ベルソムラは2014年に発売されたオレキシン受容体拮抗薬という新しいタイプの睡眠薬です。
オレキシンとは人が目覚めた状態を保つための脳内物質で、ベルソムラはその働きを抑制することで眠りをもたらします。これは、これまでの中枢神経を鎮静させる作用の睡眠薬とはまったく違うメカニズムです。
発売からまだあまり時間がたっていないので、効果や副作用については明かになっていない点もありますが、これまでの睡眠薬に比べて副作用が少なく、安全性が高いことが注目されています。
ベルソムラの最も期待されている特徴は、これまでの睡眠薬ではつねに問題になってきた耐性と依存性がほとんどないということです。
耐性とは同じ薬を飲み続けることでだんだん効き目が弱くなってくることで、依存性とは同じ薬を飲み続けることで薬を止めようとすると離脱症状が出ることです。
現在おもに使用されている睡眠薬はベンゾジアゼピン系または非ベンゾジアゼピン系に属するお薬です。
この2つはそれ以前のバルビツール系睡眠薬にくらべると耐性や依存性が出にくいお薬ですが、やはり長期間服用を続けるとこの問題が出てきます。
このように睡眠薬は、より安全なお薬へと改良が進められてきましたが、ベルソムラに期待されている通りの安全性があれば、睡眠薬に対する耐性や依存性への心配はほぼ解消することになります。
お薬を止めた後の反動で出る反跳性不眠や、イライラや不安、発汗などの離脱症状が出る可能性が低くなるのです。
また、ベルソムラは、ベンゾジアゼピン系の睡眠薬の副作用である、筋肉の弛緩作用によるふらつきや、薬の効きはじめのもうろう状態や健忘症も少なくなっています。
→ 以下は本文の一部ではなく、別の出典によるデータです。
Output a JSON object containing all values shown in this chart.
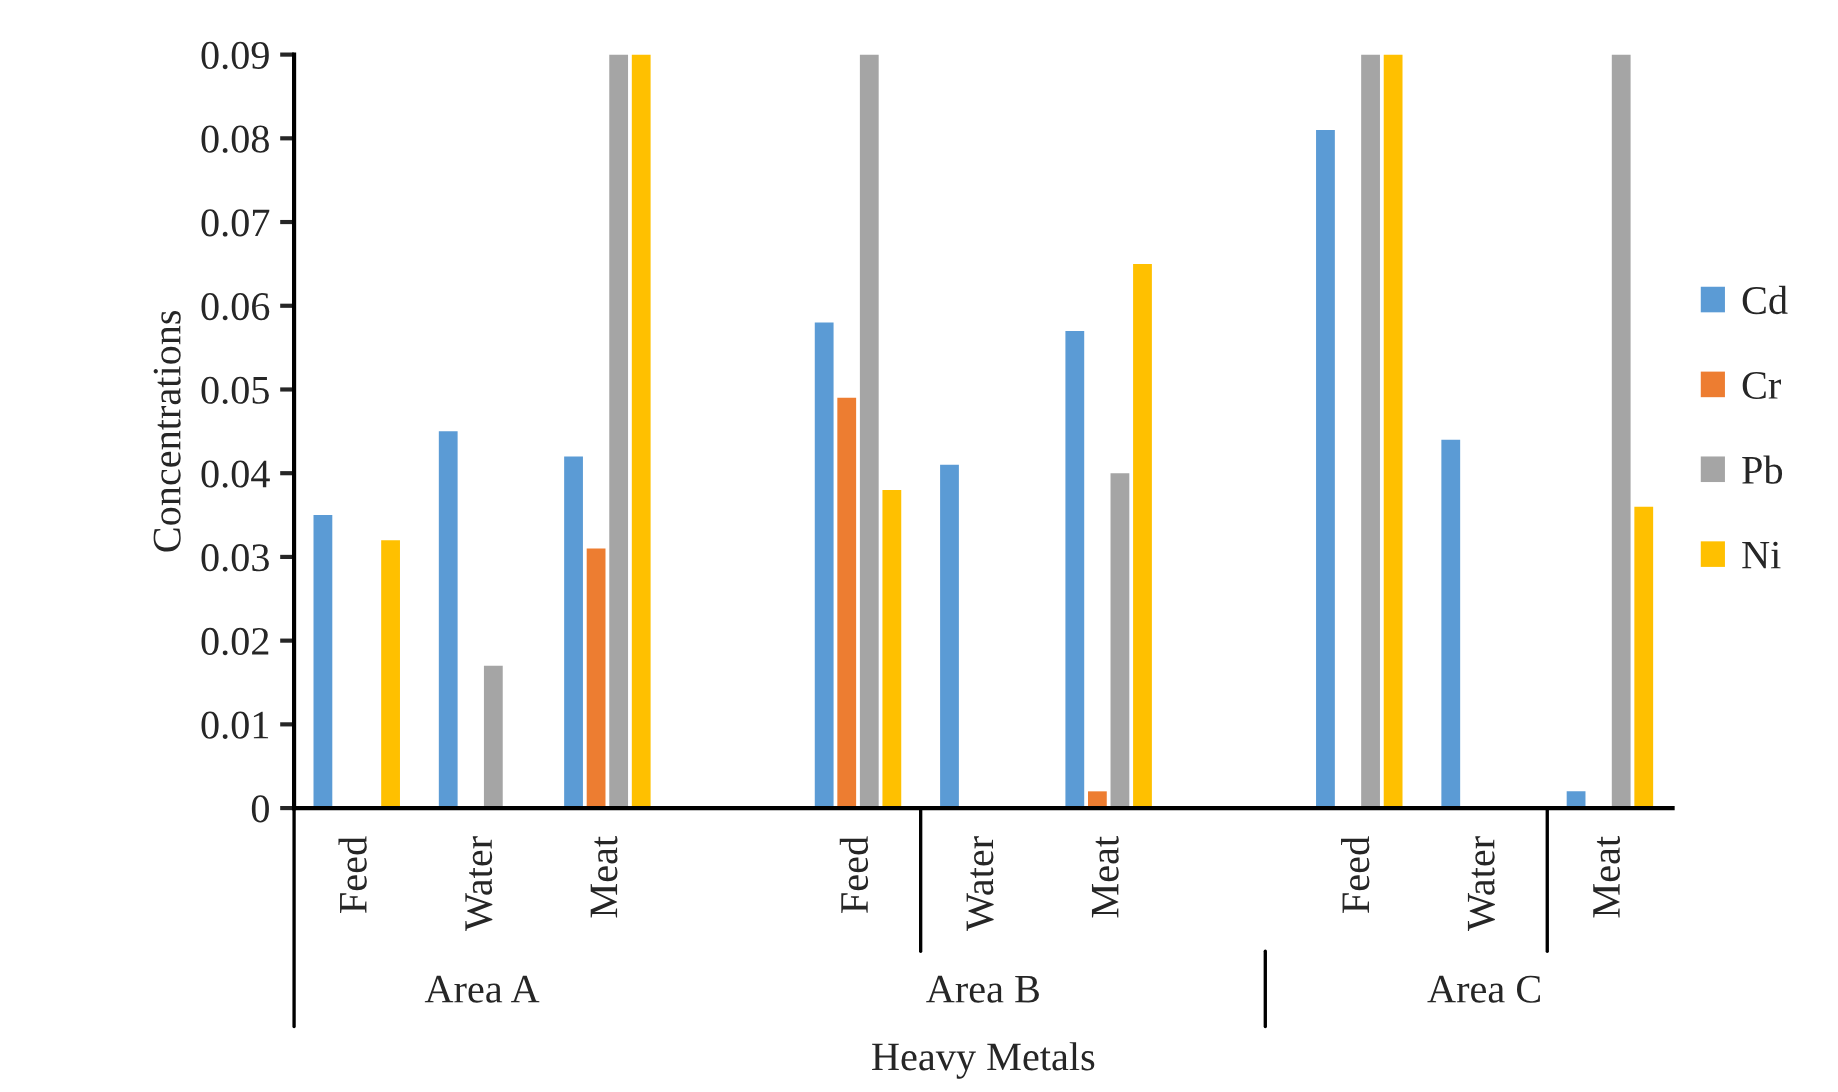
{
  "chart_data": {
    "type": "bar",
    "xlabel": "Heavy Metals",
    "ylabel": "Concentrations",
    "categories": [
      "Feed",
      "Water",
      "Meat",
      null,
      "Feed",
      "Water",
      "Meat",
      null,
      "Feed",
      "Water",
      "Meat"
    ],
    "annotations": [
      "Area A",
      "Area B",
      "Area C"
    ],
    "series": [
      {
        "name": "Cd",
        "color": "#5b9bd5",
        "values": [
          0.035,
          0.045,
          0.042,
          null,
          0.058,
          0.041,
          0.057,
          null,
          0.081,
          0.044,
          0.002
        ]
      },
      {
        "name": "Cr",
        "color": "#ed7d31",
        "values": [
          null,
          null,
          0.031,
          null,
          0.049,
          null,
          0.002,
          null,
          null,
          null,
          null
        ]
      },
      {
        "name": "Pb",
        "color": "#a5a5a5",
        "values": [
          null,
          0.017,
          0.09,
          null,
          0.09,
          null,
          0.04,
          null,
          0.09,
          null,
          0.09
        ]
      },
      {
        "name": "Ni",
        "color": "#ffc000",
        "values": [
          0.032,
          null,
          0.09,
          null,
          0.038,
          null,
          0.065,
          null,
          0.09,
          null,
          0.036
        ]
      }
    ],
    "ylim": [
      0,
      0.09
    ],
    "yticks": [
      0,
      0.01,
      0.02,
      0.03,
      0.04,
      0.05,
      0.06,
      0.07,
      0.08,
      0.09
    ],
    "grid": false,
    "legend": "right"
  }
}
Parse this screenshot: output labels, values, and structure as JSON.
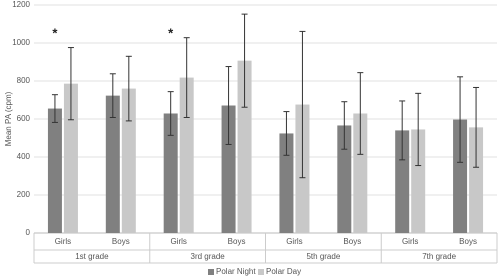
{
  "chart_data": {
    "type": "bar",
    "y_label": "Mean PA (cpm)",
    "categories": [
      "Girls",
      "Boys",
      "Girls",
      "Boys",
      "Girls",
      "Boys",
      "Girls",
      "Boys"
    ],
    "groups": [
      "1st grade",
      "3rd grade",
      "5th grade",
      "7th grade"
    ],
    "significance": [
      "*",
      null,
      "*",
      null,
      null,
      null,
      null,
      null
    ],
    "series": [
      {
        "name": "Polar Night",
        "color": "#808080",
        "values": [
          655,
          723,
          629,
          671,
          524,
          566,
          540,
          597
        ],
        "errors": [
          73,
          115,
          115,
          205,
          115,
          125,
          155,
          225
        ]
      },
      {
        "name": "Polar Day",
        "color": "#c8c8c8",
        "values": [
          786,
          760,
          818,
          907,
          676,
          629,
          545,
          556
        ],
        "errors": [
          190,
          170,
          210,
          245,
          385,
          215,
          190,
          210
        ]
      }
    ],
    "ylim": [
      0,
      1200
    ],
    "yticks": [
      0,
      200,
      400,
      600,
      800,
      1000,
      1200
    ],
    "grid": true,
    "legend": "bottom"
  }
}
以上はベルソムラの副作用の少なさについてですが、肝心の眠りをもたらす効果はベンゾジアゼピン系の睡眠薬と同等のしっかりした効果があります。
ベルソムラが登場する少し前に、セロトニン受容体作動薬というやはり安全性の高い新しいタイプの睡眠薬が登場しましたが、これは眠りをもたらす効果がやや弱いという弱点がありました。
その点、安全でしかも従来の睡眠薬と効果の面で引けを取らないのがベルソムラの長所です。
ベルソムラは服用後10分ほどで効き始めて、1.5時間後くらいに効き目の効果がピークになります。眠りを維持する効果は6~8時間です。
つまり、即効性があり、人の平均睡眠時間と同じくらい効果が持続するバランスの良い作用のお薬ということができます。不眠症のタイプで言うと、入眠障害にも中途覚醒にも対応できます。